Generations of Filipino schoolchildren have known him for his poem “1896,” written before the war, a favorite piece for choruses, because of its hypnotic rhythm and refrain. It begins:

The cry awoke Balintawak

And the echoes answered back…

“Freedom!”

All the four winds listened long 

To the shrieking of that song…. 

“Freedom!”

Just by this piece, no one can be faulted for thinking of Alvero as a patriotic poet—or in the very least a writer of patriotic poetry, and that he was. Indeed he was lauded by his peers and even later by scholars such as Grant Goodman and Augusto de Viana as a “brilliant” intellectual, one who could write equally well in Tagalog, English, and Spanish. He was a star student at the Ateneo and UST, winning a raft of medals for his scholastic achievements. 

But he was also described as a “complex” artist, a rather evasive and much kinder term for what his harshest critics would call him: a traitor to his people, convicted and imprisoned for wartime collaboration with the Japanese. The charges brought up against him by the postwar court were formidable: up to 22 counts of treason, from his active role in such pro-Japanese organizations as the Kalibapi and Makapili to selling war materiel to the enemy and participating in the destruction of Manila. The most outrageous offenses were damnably detailed: among them, that within one year, his trading firm—capitalized at only P15,000—earned a whopping P2,000,000 from sales to the Japanese (shades of Pharmally!), and that he personally directed the burning of a part of Pasay toward the end of the war. For these, and despite his spirited protestations, he was sentenced to life imprisonment in Bilibid, cut short by an amnesty granted by President Quirino in 1952. 

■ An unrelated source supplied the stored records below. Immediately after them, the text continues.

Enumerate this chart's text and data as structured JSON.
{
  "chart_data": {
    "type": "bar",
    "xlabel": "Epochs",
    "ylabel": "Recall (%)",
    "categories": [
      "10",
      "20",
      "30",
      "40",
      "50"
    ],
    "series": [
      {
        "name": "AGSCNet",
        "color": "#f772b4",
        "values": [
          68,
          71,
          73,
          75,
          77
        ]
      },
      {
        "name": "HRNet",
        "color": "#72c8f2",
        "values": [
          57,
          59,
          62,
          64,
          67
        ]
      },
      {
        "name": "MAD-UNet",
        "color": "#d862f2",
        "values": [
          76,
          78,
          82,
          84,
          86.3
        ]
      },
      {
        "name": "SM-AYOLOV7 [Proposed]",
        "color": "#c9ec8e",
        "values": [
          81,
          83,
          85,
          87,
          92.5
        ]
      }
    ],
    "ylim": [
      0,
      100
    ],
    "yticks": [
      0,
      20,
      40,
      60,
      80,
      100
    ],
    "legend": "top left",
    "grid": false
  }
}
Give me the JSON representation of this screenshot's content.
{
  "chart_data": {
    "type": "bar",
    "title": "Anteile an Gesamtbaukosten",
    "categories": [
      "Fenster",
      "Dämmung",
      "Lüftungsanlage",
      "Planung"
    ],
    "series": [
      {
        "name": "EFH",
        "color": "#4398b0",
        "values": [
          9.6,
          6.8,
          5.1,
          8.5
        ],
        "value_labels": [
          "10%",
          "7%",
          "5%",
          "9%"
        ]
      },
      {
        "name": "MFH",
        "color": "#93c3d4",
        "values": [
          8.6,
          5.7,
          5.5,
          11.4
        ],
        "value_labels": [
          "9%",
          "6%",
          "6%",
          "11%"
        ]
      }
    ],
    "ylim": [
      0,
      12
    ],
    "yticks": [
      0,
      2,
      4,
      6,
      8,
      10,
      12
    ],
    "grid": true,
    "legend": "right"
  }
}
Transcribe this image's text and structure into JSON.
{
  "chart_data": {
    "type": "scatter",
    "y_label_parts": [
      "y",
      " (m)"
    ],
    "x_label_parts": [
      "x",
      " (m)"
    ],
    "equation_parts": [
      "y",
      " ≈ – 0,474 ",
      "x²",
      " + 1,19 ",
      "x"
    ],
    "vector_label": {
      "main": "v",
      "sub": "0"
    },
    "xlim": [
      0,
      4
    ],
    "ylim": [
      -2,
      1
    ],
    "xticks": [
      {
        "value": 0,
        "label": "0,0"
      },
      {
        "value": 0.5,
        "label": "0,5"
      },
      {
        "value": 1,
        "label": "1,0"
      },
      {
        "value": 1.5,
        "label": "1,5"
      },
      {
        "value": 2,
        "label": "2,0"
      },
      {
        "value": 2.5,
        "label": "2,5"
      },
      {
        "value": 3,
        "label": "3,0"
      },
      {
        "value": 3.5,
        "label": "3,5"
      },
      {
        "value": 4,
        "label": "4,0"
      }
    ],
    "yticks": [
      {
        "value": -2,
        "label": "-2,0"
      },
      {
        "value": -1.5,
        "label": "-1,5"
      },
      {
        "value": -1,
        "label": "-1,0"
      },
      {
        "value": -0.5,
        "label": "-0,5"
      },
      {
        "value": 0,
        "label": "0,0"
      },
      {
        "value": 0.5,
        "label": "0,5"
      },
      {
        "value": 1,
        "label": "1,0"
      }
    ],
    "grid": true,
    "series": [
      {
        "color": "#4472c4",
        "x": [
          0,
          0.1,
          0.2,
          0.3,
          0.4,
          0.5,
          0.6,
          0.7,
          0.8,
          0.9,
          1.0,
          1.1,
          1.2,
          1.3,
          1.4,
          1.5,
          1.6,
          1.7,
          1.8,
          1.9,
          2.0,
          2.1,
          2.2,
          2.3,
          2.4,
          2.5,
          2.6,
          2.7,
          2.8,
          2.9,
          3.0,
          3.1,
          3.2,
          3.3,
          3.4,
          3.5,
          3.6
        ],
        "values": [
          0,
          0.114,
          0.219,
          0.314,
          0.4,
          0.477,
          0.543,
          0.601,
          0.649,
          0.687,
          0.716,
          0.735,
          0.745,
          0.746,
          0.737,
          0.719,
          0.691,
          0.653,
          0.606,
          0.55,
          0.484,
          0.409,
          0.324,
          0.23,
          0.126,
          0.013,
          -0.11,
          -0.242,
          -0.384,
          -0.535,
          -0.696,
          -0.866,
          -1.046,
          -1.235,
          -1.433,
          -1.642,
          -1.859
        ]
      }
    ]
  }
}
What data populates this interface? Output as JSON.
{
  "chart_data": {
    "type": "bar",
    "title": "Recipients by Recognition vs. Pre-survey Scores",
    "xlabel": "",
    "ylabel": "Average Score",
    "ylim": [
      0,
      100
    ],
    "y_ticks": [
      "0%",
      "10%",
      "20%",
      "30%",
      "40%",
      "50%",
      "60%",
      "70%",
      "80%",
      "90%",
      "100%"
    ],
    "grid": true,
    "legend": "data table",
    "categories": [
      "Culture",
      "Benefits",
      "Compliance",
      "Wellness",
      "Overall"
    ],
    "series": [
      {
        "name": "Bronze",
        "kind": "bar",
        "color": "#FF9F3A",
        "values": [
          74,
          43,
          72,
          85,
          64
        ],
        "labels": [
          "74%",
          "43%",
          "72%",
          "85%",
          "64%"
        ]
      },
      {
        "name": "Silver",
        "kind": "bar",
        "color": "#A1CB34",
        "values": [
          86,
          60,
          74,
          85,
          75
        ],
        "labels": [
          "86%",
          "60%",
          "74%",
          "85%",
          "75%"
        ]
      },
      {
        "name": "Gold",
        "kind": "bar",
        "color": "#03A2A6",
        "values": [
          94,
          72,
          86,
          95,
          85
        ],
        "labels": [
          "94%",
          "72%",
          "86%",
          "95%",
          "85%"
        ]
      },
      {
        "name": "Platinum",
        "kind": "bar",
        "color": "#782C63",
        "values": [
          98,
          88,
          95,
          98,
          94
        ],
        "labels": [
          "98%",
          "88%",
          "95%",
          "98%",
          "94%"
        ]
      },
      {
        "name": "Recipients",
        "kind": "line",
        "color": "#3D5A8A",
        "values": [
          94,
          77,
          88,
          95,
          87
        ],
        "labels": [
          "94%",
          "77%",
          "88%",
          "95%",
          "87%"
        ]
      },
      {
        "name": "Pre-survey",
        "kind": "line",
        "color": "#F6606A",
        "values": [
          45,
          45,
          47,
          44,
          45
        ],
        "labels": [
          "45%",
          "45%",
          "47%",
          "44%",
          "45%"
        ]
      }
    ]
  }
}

How could the same man, so gifted and so promising, turn out so badly? Even before the war, Alvero had railed against American imperialism, and—like Gen. Artemio Ricarte, among others—saw Japan as a friend and liberator. But unlike more rabid pro-Japanese Filipinos like Benigno Ramos, he opposed the atrocities of the Makapili, although he urged his countrymen to resist the Americans to the end. Complex indeed. Arguing that neither “patriot” nor “traitor” could fairly describe him, Dr. Goodman calls him “a romantic opportunist” who thought he could achieve his ideals by casting his lot with the devil.

Despite his early release from prison, the ordeal took its toll. While other writers accused of helping the Japanese like Camilo Osias lived on and even prospered, Alvero died of a heart attack in 1958 aged just 44, leaving a stain on his family’s name (his mother, Rosa Alvero, continues to be honored with a street in her name in Katipunan, Quezon City). Hardly any pictures of him can be found today, even on the Internet.

A letter from prison to his second wife, whom he called “Silahis,” reveals an inner torment that was probably the greatest cost of all. He writes:

“Makailan ko nang sinabi sa iyo na ang pagmamahal na tunay ay nasasalig sa pagtitiwala at ang di nagtitiwala ay di maaring lubos ang kaniyang pagmamahal? Gayon man, hinahagkan kita nang buong paggiliw, sabay ang dalanging nawa’y pagkaluuban ka ni Bathala ng pag-uunawa at pagtitiwala sa akin. Ang nagmamahal mong asawa, M. Asa.”

(How often have I told you that true love depends on trust, and that one who cannot trust cannot love completely? Nonetheless, I kiss you with all my heart, even as I pray that the Lord grant you trust and understanding for me. Your loving husband, M. Asa.)